Tuesday, September 19, 2017

Exercise Wallaby 2017 XWB training incident: Sad homecoming

One of our own prepares to come home from Exercise Wallaby 2017. 😢


We wish the crew and passengers aboard 752 a safe journey home.

The incident weighs heavily on our hearts and our thoughts and prayers are with the family of the late Third Sergeant Gavin Chan Hiang Cheng. 

To the men and women of the SAF Armour Formation: Stout hearts. Rally round those who need support during this difficult time and complete the rest of the XWB Frames safely and professionally. 

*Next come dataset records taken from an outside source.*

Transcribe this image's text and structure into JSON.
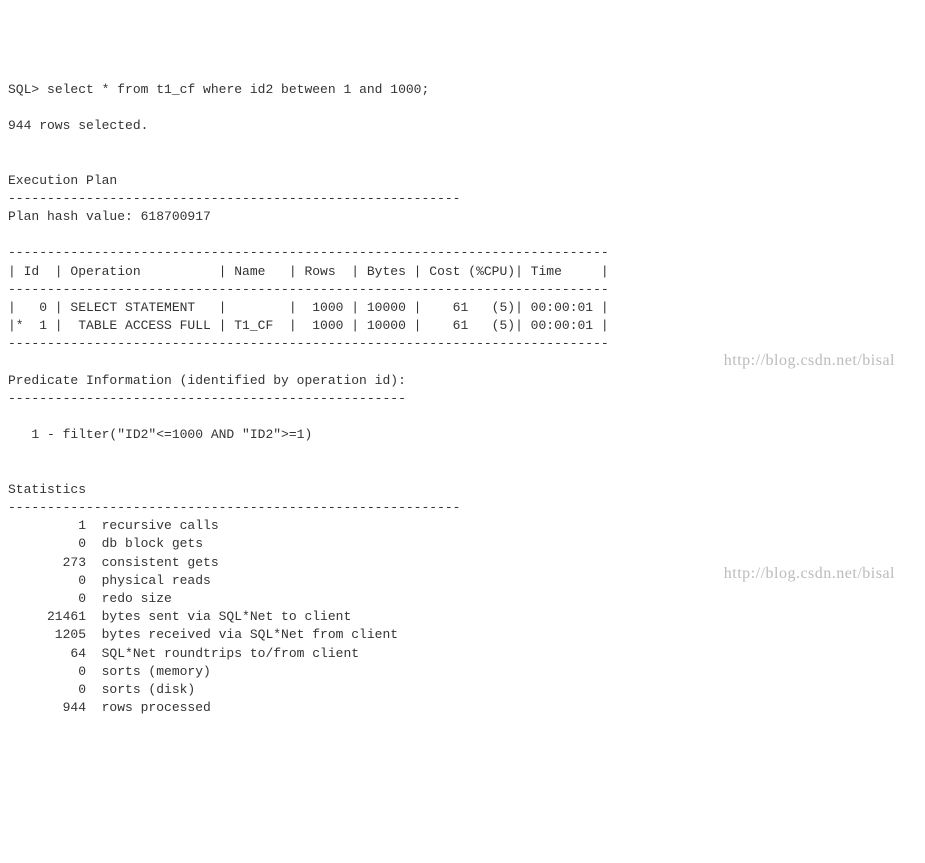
{
  "prompt": "SQL> ",
  "command": "select * from t1_cf where id2 between 1 and 1000;",
  "rows_selected_line": "944 rows selected.",
  "exec_plan_header": "Execution Plan",
  "exec_plan_dash": "----------------------------------------------------------",
  "plan_hash_line": "Plan hash value: 618700917",
  "plan_divider": "-----------------------------------------------------------------------------",
  "plan_header_row": "| Id  | Operation          | Name   | Rows  | Bytes | Cost (%CPU)| Time     |",
  "plan_rows": [
    "|   0 | SELECT STATEMENT   |        |  1000 | 10000 |    61   (5)| 00:00:01 |",
    "|*  1 |  TABLE ACCESS FULL | T1_CF  |  1000 | 10000 |    61   (5)| 00:00:01 |"
  ],
  "predicate_header": "Predicate Information (identified by operation id):",
  "predicate_dash": "---------------------------------------------------",
  "predicate_line": "   1 - filter(\"ID2\"<=1000 AND \"ID2\">=1)",
  "stats_header": "Statistics",
  "stats_dash": "----------------------------------------------------------",
  "stats": [
    {
      "value": 1,
      "label": "recursive calls"
    },
    {
      "value": 0,
      "label": "db block gets"
    },
    {
      "value": 273,
      "label": "consistent gets"
    },
    {
      "value": 0,
      "label": "physical reads"
    },
    {
      "value": 0,
      "label": "redo size"
    },
    {
      "value": 21461,
      "label": "bytes sent via SQL*Net to client"
    },
    {
      "value": 1205,
      "label": "bytes received via SQL*Net from client"
    },
    {
      "value": 64,
      "label": "SQL*Net roundtrips to/from client"
    },
    {
      "value": 0,
      "label": "sorts (memory)"
    },
    {
      "value": 0,
      "label": "sorts (disk)"
    },
    {
      "value": 944,
      "label": "rows processed"
    }
  ],
  "watermark": "http://blog.csdn.net/bisal"
}
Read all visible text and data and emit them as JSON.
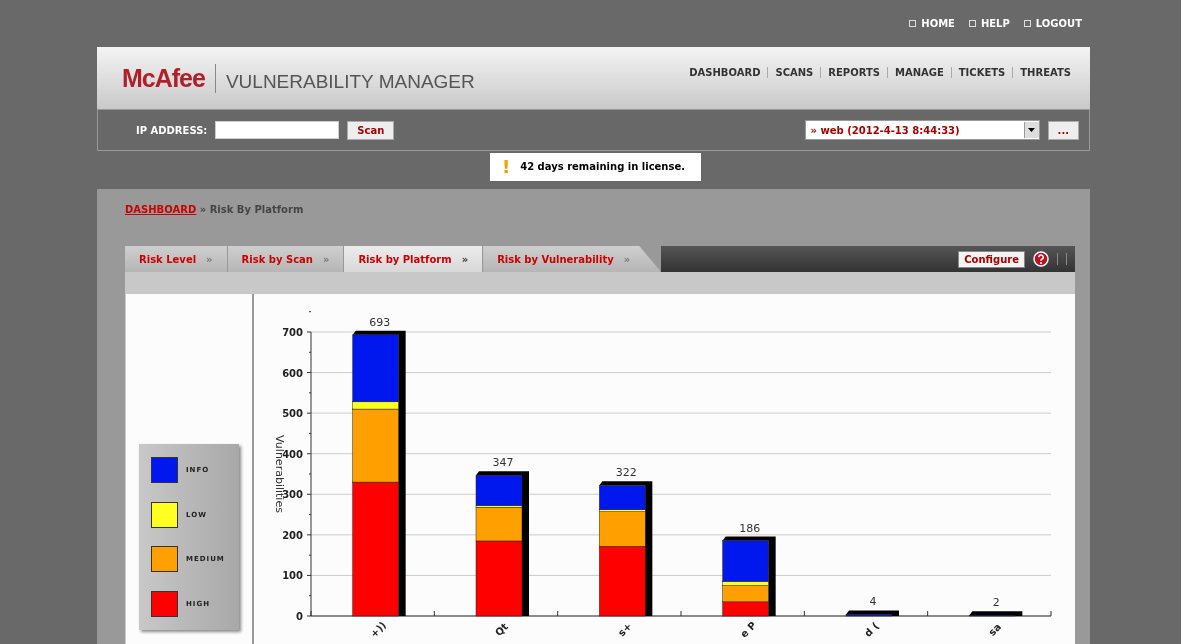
{
  "top_links": [
    "HOME",
    "HELP",
    "LOGOUT"
  ],
  "header": {
    "logo": "McAfee",
    "product": "VULNERABILITY MANAGER"
  },
  "nav": [
    "DASHBOARD",
    "SCANS",
    "REPORTS",
    "MANAGE",
    "TICKETS",
    "THREATS"
  ],
  "toolbar": {
    "ip_label": "IP ADDRESS:",
    "scan_button": "Scan",
    "scan_select": "» web (2012-4-13 8:44:33)",
    "more_button": "..."
  },
  "notice": {
    "icon": "!",
    "text": "42 days remaining in license."
  },
  "breadcrumb": {
    "link": "DASHBOARD",
    "current": "» Risk By Platform"
  },
  "tabs": [
    {
      "label": "Risk Level",
      "arrow": "»",
      "selected": false
    },
    {
      "label": "Risk by Scan",
      "arrow": "»",
      "selected": false
    },
    {
      "label": "Risk by Platform",
      "arrow": "»",
      "selected": true
    },
    {
      "label": "Risk by Vulnerability",
      "arrow": "»",
      "selected": false
    }
  ],
  "configure_button": "Configure",
  "chart_data": {
    "type": "bar",
    "stacked": true,
    "grid": true,
    "ylabel": "Vulnerabilities",
    "categories": [
      "+))",
      "Qt",
      "s+",
      "e P",
      "d (",
      "sa"
    ],
    "ylim": [
      0,
      700
    ],
    "yticks": [
      0,
      100,
      200,
      300,
      400,
      500,
      600,
      700
    ],
    "series": [
      {
        "name": "HIGH",
        "color": "#ff0000",
        "values": [
          330,
          185,
          172,
          35,
          0,
          0
        ]
      },
      {
        "name": "MEDIUM",
        "color": "#ffa000",
        "values": [
          180,
          83,
          85,
          40,
          0,
          0
        ]
      },
      {
        "name": "LOW",
        "color": "#ffff20",
        "values": [
          18,
          4,
          5,
          10,
          0,
          0
        ]
      },
      {
        "name": "INFO",
        "color": "#0018ee",
        "values": [
          165,
          75,
          60,
          101,
          4,
          2
        ]
      }
    ],
    "value_labels": [
      "693",
      "347",
      "322",
      "186",
      "4",
      "2"
    ]
  }
}
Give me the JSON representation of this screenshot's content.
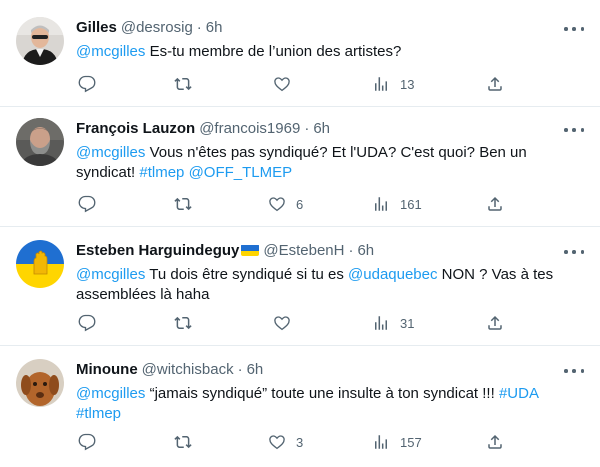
{
  "tweets": [
    {
      "name": "Gilles",
      "handle": "@desrosig",
      "time": "6h",
      "mention": "@mcgilles",
      "text": " Es-tu membre de l’union des artistes?",
      "reply_count": "",
      "retweet_count": "",
      "like_count": "",
      "views": "13"
    },
    {
      "name": "François Lauzon",
      "handle": "@francois1969",
      "time": "6h",
      "mention": "@mcgilles",
      "text": " Vous n'êtes pas syndiqué? Et l'UDA? C'est quoi? Ben un syndicat! ",
      "hashtag": "#tlmep",
      "mention2": "@OFF_TLMEP",
      "reply_count": "",
      "retweet_count": "",
      "like_count": "6",
      "views": "161"
    },
    {
      "name": "Esteben Harguindeguy",
      "handle": "@EstebenH",
      "time": "6h",
      "mention": "@mcgilles",
      "text_a": " Tu dois être syndiqué si tu es ",
      "mention2": "@udaquebec",
      "text_b": " NON ?  Vas à tes assemblées là haha",
      "reply_count": "",
      "retweet_count": "",
      "like_count": "",
      "views": "31"
    },
    {
      "name": "Minoune",
      "handle": "@witchisback",
      "time": "6h",
      "mention": "@mcgilles",
      "text": " “jamais syndiqué” toute une insulte à ton syndicat !!! ",
      "hashtag": "#UDA",
      "hashtag2": "#tlmep",
      "reply_count": "",
      "retweet_count": "",
      "like_count": "3",
      "views": "157"
    }
  ],
  "icons": {
    "reply": "reply-icon",
    "retweet": "retweet-icon",
    "like": "heart-icon",
    "views": "views-icon",
    "share": "share-icon",
    "more": "more-icon"
  },
  "colors": {
    "link": "#1d9bf0",
    "secondary": "#536471",
    "flag_blue": "#1f6fd1",
    "flag_yellow": "#ffd500"
  }
}
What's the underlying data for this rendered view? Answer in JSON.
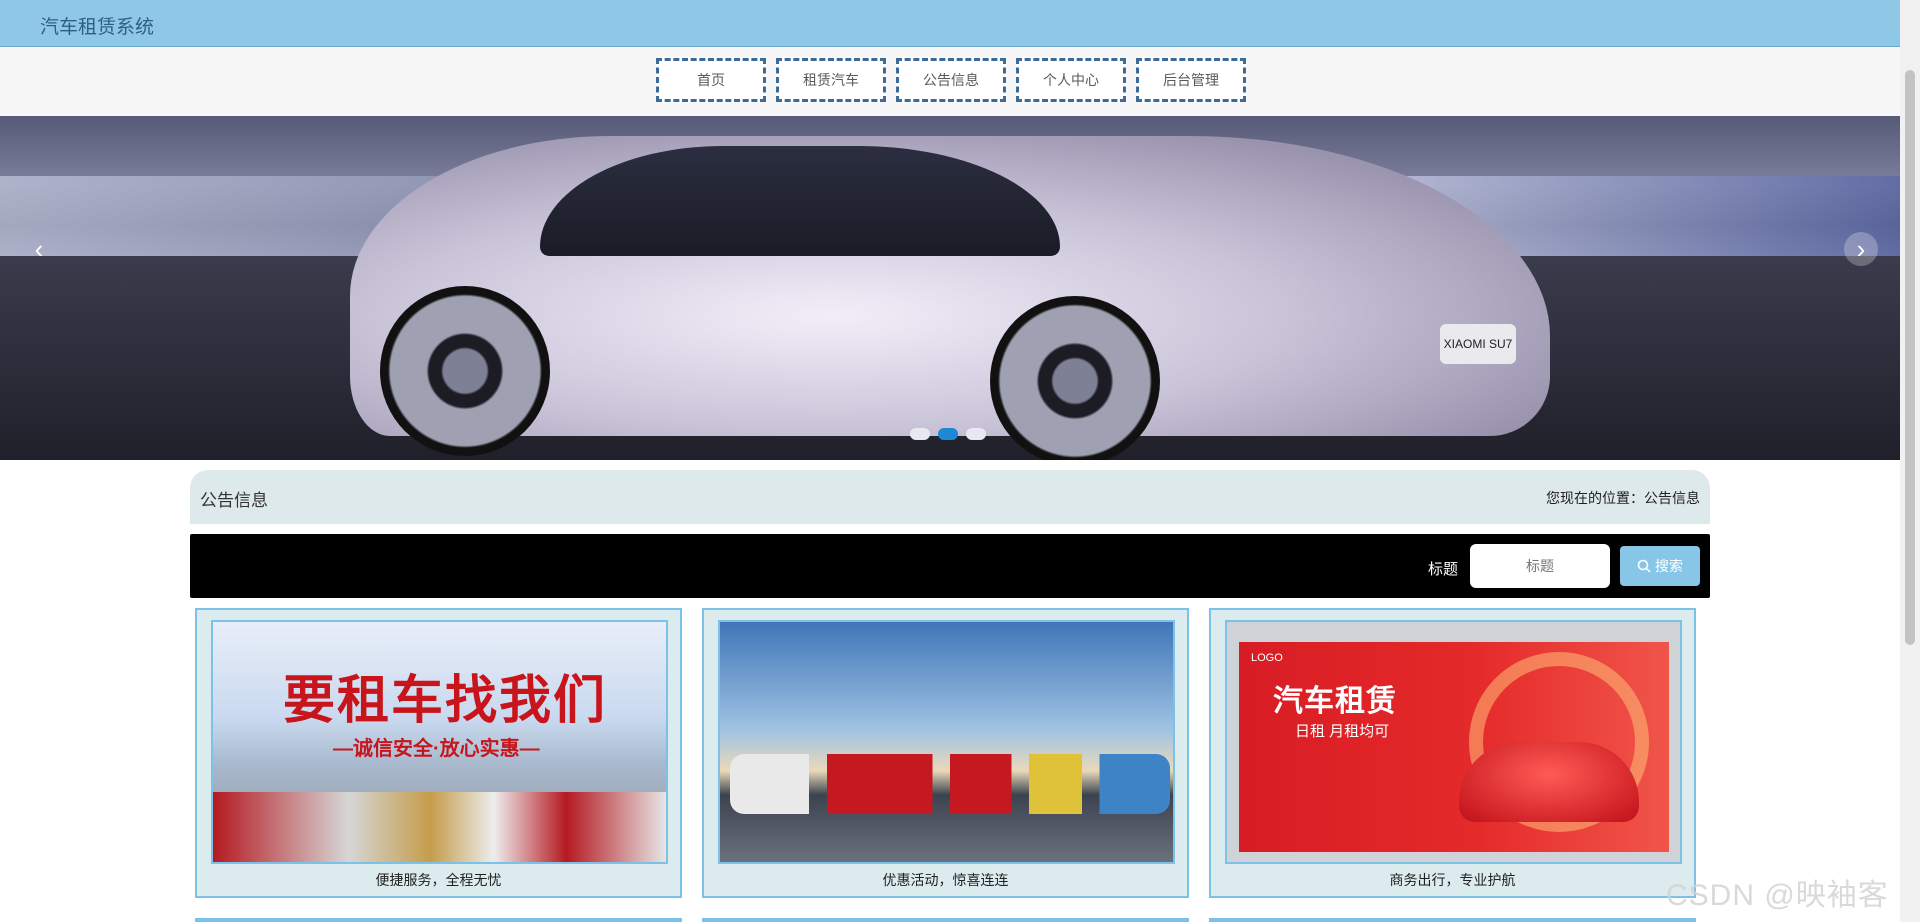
{
  "header": {
    "title": "汽车租赁系统"
  },
  "nav": {
    "items": [
      {
        "label": "首页"
      },
      {
        "label": "租赁汽车"
      },
      {
        "label": "公告信息"
      },
      {
        "label": "个人中心"
      },
      {
        "label": "后台管理"
      }
    ]
  },
  "banner": {
    "plate_text": "XIAOMI SU7",
    "prev_icon": "chevron-left-icon",
    "next_icon": "chevron-right-icon",
    "slides": 3,
    "active_slide": 2
  },
  "breadcrumb": {
    "title": "公告信息",
    "location": "您现在的位置：公告信息"
  },
  "search": {
    "label": "标题",
    "placeholder": "标题",
    "button_label": "搜索",
    "button_icon": "search-icon",
    "accent_color": "#87c6e6"
  },
  "cards": [
    {
      "caption": "便捷服务，全程无忧",
      "image": {
        "headline": "要租车找我们",
        "subline": "—诚信安全·放心实惠—"
      }
    },
    {
      "caption": "优惠活动，惊喜连连",
      "image": {}
    },
    {
      "caption": "商务出行，专业护航",
      "image": {
        "logo": "LOGO",
        "headline": "汽车租赁",
        "subline": "日租  月租均可"
      }
    }
  ],
  "watermark": "CSDN @映袖客",
  "colors": {
    "header_bg": "#8ec8e6",
    "nav_border": "#3d6a96",
    "card_border": "#7cc2e8",
    "card_bg": "#dcebee",
    "breadcrumb_bg": "#dde9ea"
  }
}
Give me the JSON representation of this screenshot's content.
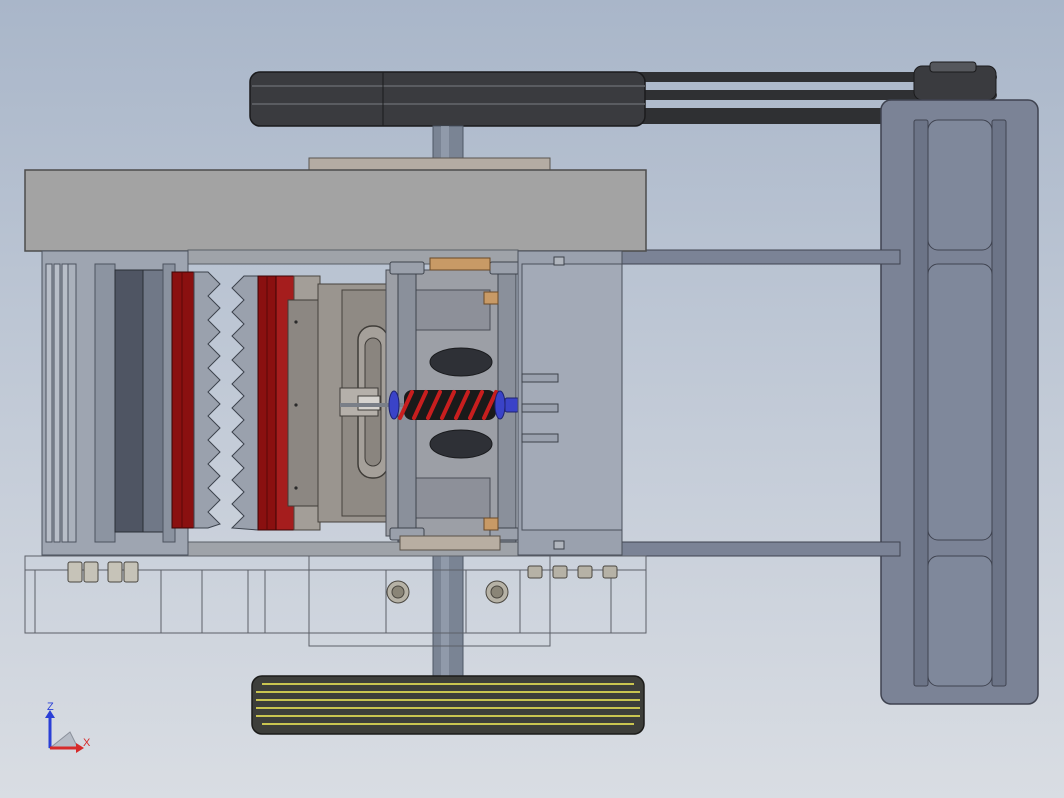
{
  "viewport": {
    "background_top": "#a9b6c9",
    "background_bottom": "#d9dde3"
  },
  "triad": {
    "z_label": "Z",
    "x_label": "X",
    "z_color": "#2a3fd6",
    "x_color": "#d62a2a"
  },
  "colors": {
    "belt": "#2f3033",
    "frame": "#9fa3a9",
    "frame_dark": "#7f858d",
    "arm": "#7b8396",
    "jaw_red": "#8a1010",
    "spring": "#c81e1e",
    "spring_core": "#1a1a1a",
    "bolt_blue": "#3a43c8",
    "pulley_stripe": "#c9c450",
    "bronze": "#c89a66"
  }
}
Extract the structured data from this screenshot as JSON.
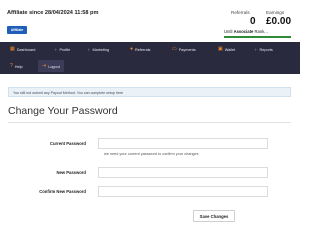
{
  "header": {
    "affiliate_since": "Affiliate since 28/04/2024 11:58 pm",
    "badge": "Affiliate",
    "referrals_label": "Referrals",
    "referrals_value": "0",
    "earnings_label": "Earnings",
    "earnings_value": "£0.00",
    "rank_prefix": "Until",
    "rank_name": "Associate",
    "rank_suffix": "Rank...",
    "rank_color": "#2e8b3a"
  },
  "nav": {
    "background": "#2a2a3f",
    "icon_color": "#f08a24",
    "items": [
      {
        "label": "Dashboard",
        "icon": "dashboard-icon"
      },
      {
        "label": "Profile",
        "icon": "chevron-right-icon"
      },
      {
        "label": "Marketing",
        "icon": "chevron-right-icon"
      },
      {
        "label": "Referrals",
        "icon": "users-icon"
      },
      {
        "label": "Payments",
        "icon": "card-icon"
      },
      {
        "label": "Wallet",
        "icon": "wallet-icon"
      },
      {
        "label": "Reports",
        "icon": "chevron-right-icon"
      },
      {
        "label": "Help",
        "icon": "help-icon"
      },
      {
        "label": "Logout",
        "icon": "logout-icon"
      }
    ]
  },
  "notice": "You still not submit any Payout Method. You can complete setup here",
  "page_title": "Change Your Password",
  "form": {
    "current_label": "Current Password",
    "current_hint": "we need your current password to confirm your changes",
    "new_label": "New Password",
    "confirm_label": "Confirm New Password",
    "save_label": "Save Changes"
  }
}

H/T to the Central Queensland Plane Spotting community in Rockhampton for the dedicated yet sensitive coverage of this morning's proceedings. Photos by IAD and Daniel Bishop.


James said...


David, I wonder whether have you compared how MINDEF respond to training accidents, esp those with fatalities, over time? My impression is that this one is handled with particular sensitivity and empathy. This honor guard for example, is this the norm for all fallen soldiers? Flying NOKs into a foreign ex area within 24 hrs, was that how it was managed for the Arty incident in NZ?

It may come across as callous of me to pose these; at the same time, as the citizenry plays an increasingly important constituency in shaping our NS policies, comms management and media management becomes more and more important, won't you agree?

David Boey said...

Yes, an active citizenry has changed the information management landscape.

You may have read this piece:

Re: Thunder Warrior. Checking up on this & past o/seas accidents. Will respond in due course.


Unknown said...

The impression n culture of the SAF, RSAF n RSN is one of cover up when there are accidents n deaths.

David Boey said...

Hi Jim,
The impression, which I too have heard friends and colleagues raise from time to time, does not gel with timely updates from MINDEF/SAF on training deaths of personnel while on duty in-country, or when sent overseas.

The impression was likely seeded from the time NS began in 1967 through to the 1970s. During that pre-internet era, word of mouth could have led to the mindset that there were unreported training deaths.

Anyone who makes time to sift through the National Archives would find newspaper stories throughout that period of training deaths - some reported in a rather grisly manner.

Bear in mind MINDEF Public Affairs (now MCO) wasn't formed till 1979, so there were more than 11 years since NS began when incorrect points of view were left unchallenged, or were not responded to decisively, and rumours not debunked. My sense is that some of these impressions were handed from one generation of NSmen to another.

Re: Cover ups. Even in the 1970s, there were Coroners Inquiries convened to investigate military fatalities.